Mehmet Yakup Yılmaz Body Wrapper

 Geçen hafta sonundaki yazımı “mutlu olmak için çok şey gerekli değil” diye bitirmiştim. İyi bir peynir, iyi bir çikolata, iyi bir şarap ve bir sevgili bulabilmek yeterliydi..
Bazı okuyucular hafta içinde aldığım e-postalarda, “sevgili bulmanın o kadar da kolay olmadığını” söyleyerek bir Japon aşçının sözünden çıkarak ulaştığım sonucun doğru olmadığını savundular..
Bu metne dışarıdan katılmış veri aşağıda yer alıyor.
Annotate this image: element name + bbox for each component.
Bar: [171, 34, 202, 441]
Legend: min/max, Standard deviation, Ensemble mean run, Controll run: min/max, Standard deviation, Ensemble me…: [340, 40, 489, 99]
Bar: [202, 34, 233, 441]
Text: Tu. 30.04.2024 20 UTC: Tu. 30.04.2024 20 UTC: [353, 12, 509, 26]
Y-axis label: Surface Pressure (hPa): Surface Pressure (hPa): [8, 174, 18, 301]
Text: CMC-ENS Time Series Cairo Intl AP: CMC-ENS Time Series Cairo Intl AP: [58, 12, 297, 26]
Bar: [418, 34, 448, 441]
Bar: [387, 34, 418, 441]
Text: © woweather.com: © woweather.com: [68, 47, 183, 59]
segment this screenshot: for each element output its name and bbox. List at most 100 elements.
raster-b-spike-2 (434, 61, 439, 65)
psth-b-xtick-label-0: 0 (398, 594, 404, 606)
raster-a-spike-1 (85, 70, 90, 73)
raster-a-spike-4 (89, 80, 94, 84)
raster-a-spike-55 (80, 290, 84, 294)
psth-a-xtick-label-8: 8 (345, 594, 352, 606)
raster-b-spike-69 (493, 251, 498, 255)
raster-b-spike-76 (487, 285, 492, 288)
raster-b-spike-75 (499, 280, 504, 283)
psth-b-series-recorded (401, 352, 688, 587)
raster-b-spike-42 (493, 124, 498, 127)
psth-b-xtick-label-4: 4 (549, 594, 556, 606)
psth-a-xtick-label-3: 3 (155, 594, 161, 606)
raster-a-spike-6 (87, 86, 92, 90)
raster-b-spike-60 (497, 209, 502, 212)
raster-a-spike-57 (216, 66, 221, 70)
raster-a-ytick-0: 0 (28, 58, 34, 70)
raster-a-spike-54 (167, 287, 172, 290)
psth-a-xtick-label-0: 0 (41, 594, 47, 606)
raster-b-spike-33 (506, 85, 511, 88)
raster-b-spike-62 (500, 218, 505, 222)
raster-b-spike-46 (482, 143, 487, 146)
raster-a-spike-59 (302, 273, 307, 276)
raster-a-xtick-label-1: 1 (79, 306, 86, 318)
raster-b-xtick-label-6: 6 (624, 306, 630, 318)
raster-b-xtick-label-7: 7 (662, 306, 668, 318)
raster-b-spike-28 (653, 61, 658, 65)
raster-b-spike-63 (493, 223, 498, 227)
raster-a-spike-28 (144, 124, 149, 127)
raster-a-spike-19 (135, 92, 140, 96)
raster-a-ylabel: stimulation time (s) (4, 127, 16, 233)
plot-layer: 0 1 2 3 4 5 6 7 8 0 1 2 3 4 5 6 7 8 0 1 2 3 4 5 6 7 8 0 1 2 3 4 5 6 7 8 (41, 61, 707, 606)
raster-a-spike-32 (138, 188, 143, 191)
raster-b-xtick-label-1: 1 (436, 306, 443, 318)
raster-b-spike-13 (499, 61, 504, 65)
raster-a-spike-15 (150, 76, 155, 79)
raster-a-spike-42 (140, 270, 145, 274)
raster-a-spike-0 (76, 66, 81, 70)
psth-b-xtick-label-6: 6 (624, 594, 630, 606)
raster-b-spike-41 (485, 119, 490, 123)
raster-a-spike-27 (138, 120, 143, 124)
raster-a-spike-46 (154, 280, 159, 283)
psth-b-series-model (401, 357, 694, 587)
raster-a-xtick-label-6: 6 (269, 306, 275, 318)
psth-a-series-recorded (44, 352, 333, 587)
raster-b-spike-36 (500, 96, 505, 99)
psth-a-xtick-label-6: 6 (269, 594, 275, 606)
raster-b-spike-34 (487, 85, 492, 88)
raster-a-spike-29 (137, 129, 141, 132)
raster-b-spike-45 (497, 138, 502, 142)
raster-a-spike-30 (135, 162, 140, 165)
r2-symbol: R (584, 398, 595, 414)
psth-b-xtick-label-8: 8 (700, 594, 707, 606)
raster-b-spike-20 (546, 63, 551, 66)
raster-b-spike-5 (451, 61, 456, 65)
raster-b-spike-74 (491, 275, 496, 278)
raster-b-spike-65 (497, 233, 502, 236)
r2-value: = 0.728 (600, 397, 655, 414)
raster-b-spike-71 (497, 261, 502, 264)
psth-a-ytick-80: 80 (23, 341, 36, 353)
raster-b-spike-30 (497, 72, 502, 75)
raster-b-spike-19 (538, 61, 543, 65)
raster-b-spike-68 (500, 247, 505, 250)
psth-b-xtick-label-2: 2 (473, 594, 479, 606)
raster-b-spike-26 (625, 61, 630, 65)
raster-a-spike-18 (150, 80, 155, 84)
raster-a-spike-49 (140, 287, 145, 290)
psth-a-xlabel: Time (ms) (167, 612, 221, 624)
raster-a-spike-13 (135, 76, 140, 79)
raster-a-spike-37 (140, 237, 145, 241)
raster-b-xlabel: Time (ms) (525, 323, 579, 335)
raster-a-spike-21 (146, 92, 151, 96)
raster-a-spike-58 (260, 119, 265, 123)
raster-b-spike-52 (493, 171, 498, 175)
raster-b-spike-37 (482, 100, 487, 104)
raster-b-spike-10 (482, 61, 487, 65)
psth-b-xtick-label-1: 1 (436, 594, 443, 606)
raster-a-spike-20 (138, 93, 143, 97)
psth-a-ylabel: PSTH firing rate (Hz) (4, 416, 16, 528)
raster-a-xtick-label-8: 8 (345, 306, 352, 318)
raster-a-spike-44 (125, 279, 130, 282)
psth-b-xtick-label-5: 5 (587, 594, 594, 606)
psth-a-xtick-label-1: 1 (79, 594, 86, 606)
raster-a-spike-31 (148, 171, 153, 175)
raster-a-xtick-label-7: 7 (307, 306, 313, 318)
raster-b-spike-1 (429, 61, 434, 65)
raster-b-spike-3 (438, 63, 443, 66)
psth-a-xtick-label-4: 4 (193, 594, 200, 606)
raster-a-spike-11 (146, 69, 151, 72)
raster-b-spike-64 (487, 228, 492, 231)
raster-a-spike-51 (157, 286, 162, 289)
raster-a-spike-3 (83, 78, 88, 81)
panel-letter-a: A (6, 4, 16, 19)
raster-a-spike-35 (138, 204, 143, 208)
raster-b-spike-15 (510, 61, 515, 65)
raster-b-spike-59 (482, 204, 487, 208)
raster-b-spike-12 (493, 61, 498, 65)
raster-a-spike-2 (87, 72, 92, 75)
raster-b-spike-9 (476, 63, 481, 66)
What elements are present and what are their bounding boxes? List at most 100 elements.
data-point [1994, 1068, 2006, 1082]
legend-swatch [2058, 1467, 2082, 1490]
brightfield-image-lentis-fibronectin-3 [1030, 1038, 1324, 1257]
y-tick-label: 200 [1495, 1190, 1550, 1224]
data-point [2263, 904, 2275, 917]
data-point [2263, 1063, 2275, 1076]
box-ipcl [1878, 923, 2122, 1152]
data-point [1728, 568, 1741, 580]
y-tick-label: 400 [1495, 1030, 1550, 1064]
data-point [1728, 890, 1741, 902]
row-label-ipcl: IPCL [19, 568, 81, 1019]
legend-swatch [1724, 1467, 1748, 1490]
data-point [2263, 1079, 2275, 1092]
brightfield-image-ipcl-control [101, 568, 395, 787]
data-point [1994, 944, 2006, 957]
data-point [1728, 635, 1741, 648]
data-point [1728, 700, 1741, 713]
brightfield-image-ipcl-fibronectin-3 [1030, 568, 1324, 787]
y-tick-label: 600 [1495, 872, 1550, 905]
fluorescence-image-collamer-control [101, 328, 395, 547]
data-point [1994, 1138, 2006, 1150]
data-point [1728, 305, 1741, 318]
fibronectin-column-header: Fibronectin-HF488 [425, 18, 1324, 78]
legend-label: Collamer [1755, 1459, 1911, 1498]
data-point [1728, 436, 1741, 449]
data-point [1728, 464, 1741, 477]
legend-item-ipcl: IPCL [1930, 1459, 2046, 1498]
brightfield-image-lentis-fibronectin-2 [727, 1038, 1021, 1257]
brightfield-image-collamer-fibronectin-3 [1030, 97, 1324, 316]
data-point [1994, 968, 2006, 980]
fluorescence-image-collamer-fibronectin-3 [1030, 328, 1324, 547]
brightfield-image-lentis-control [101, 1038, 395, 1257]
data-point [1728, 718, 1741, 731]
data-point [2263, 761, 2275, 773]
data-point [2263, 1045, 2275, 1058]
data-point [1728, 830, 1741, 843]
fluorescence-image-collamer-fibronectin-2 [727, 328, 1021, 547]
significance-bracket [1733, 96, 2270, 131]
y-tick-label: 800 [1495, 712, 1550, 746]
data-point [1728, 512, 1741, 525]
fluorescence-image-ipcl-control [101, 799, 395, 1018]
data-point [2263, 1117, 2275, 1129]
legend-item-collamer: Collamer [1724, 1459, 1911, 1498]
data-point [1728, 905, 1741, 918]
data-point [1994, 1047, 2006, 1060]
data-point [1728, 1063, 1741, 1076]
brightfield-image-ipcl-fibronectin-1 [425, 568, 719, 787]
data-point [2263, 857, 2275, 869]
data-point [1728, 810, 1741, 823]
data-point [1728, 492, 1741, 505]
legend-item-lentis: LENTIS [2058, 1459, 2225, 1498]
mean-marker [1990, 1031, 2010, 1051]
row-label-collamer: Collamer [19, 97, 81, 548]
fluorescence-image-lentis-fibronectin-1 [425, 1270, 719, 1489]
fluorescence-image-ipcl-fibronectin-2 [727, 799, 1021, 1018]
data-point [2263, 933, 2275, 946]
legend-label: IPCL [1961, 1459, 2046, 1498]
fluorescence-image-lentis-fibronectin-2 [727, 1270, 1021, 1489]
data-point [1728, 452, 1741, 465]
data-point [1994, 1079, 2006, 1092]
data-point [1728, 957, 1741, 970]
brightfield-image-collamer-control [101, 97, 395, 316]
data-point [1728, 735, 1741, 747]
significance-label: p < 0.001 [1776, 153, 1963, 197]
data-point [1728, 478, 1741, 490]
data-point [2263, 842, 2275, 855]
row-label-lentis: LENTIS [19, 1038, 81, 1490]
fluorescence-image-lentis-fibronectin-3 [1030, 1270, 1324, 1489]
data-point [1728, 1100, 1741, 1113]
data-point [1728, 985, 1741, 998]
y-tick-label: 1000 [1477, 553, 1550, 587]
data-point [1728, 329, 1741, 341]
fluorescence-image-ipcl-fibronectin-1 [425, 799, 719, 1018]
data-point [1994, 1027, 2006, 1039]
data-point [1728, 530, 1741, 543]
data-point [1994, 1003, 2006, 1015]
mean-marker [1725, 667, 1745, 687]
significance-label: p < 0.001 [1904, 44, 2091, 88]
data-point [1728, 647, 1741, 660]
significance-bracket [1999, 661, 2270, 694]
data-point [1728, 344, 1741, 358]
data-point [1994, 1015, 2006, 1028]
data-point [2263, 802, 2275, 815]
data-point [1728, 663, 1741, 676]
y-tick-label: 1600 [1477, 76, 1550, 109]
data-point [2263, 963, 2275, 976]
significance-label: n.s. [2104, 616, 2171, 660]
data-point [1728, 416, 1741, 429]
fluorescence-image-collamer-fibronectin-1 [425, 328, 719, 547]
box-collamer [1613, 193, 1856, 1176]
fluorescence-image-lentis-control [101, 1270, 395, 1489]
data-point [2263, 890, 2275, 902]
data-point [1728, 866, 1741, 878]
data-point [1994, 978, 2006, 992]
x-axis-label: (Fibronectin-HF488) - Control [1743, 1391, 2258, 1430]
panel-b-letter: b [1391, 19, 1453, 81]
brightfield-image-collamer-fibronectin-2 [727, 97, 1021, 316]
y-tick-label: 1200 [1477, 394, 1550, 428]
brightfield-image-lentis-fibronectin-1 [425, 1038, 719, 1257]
Birçok kişi aşkın bir sürü tesadüfün bir araya gelmesiyle oluştuğuna inanır. Bense yaşamda tesadüflere pek inanmam. Einstein’ın bir sözünün sadece “görelilik” teorisi için değil, yaşamımızın neredeyse her aşaması için geçerli olduğunu düşünürüm: “Tanrı evrenle barbut oynamaz!”

Âşık değilsen nedeni var
Evren, sanki bir zar atılmış da çıkan sonuca göre düzenlenmiş değildir anlamına gelen bir söz bu..
Âşık olduğumuz kişileri de tesadüfler sonucunda seçmeyiz.
Zaman içinde kişiliğimizi oluşturan her şey, kendimize seçeceğimiz sevgilinin kim olacağını da gösterir bize..
Bu yüzden âşık olamadığını söyleyen, âşık olabilecek birisini bulamadığını söyleyenler, genellikle kendisinin kim olduğu üzerine açık seçik fikirlere sahip olmayanlardır..
Del Thiessen başkanlığındaki bir grup araştırmacının 1997 yılındaki çalışması bu konuda ilginç veriler sunuyor.
Buna göre, eş seçiminde kişiler birbirlerine olan benzerliklerine aşırı derecede önem veriyorlar.
Kişilik benzerliklerinden olduğu kadar, fiziksel benzerliklerden de söz ediyorum.

Tesadüfe yer yok!
Thiessen ve arkadaşları çalışmalarını 59 çift üzerinde sürdürmüşler. Her bir kişiden ayrı ayrı, kendilerini saç ve göz rengi, çekicilik, ırk, huy ve cinsel ilgi gibi psikolojik ve fiziksel özellikler bakımından değerlendirmeleri istenmiş. Sonuçlar çiftlerin birbirlerini seçmelerinde pek de tesadüfe yer olmadığını göstermiş.
Daha sonra çiftlerin fotoğrafları teker teker çekilmiş ve 50 öğrenciden bu kişileri eşleştirmeleri istenmiş. Öğrenciler çiftleri doğru eşleştirmeyi, tesadüf olması beklenenden üç kat daha fazla doğrulukla başarmışlar.
Richard Kopelman ve Dorothy Lang’ın yaptığı bir başka araştırma da eş seçiminde isimlerin düşünülebildiğinden çok daha etkili olduğunu ortaya koyuyor.

Adını seveyim!
Araştırmacılar bunu bulabilmek için çiftlerin ilk adlarının ya da takma adlarının ilk harflerinin ne sıklıkta aynı olabileceğini araştırdılar.
Aliterasyon (ses yinelemesi) sıklığı şaşırtıcıydı. Eşlerin aliterasyonlu ilk ad taşıma olasılığı, istatistiki rastlantı hesaplarına göre tahmin edilebileceğinden yüzde 8.3 daha fazlaydı. Aynı oran takma isimler için yüzde 12 olarak ortaya çıkıyordu.

Şikâyet etmeden önce..
Bu araştırmadan, isimleri yan yana konulduğunda şiirsel bir tını yaratan çiftlerin birbirlerini kendilerine daha uygun bulabildikleri sonucu çıktı. Bu aynı zamanda insanların narsistik özelliklerinin yansıması olarak da değerlendirildi. İnsanların eş seçiminde yalnızca kendilerine benzeyeni değil, ismi de kendilerininki gibi söylenen insanlara eğilimli olduklarını gösteren narsistik bir duygunun varlığını saptadılar..
Sonuç olarak şunu söyleyebiliriz sanırım: Âşık olamamaktan, sevecek birini bulamamaktan şikâyet edenler karşı cinsten şikâyet etmeden önce aynaya dikkatle bakmalılar.. Suçlu orada, karşılarında duruyor olacak..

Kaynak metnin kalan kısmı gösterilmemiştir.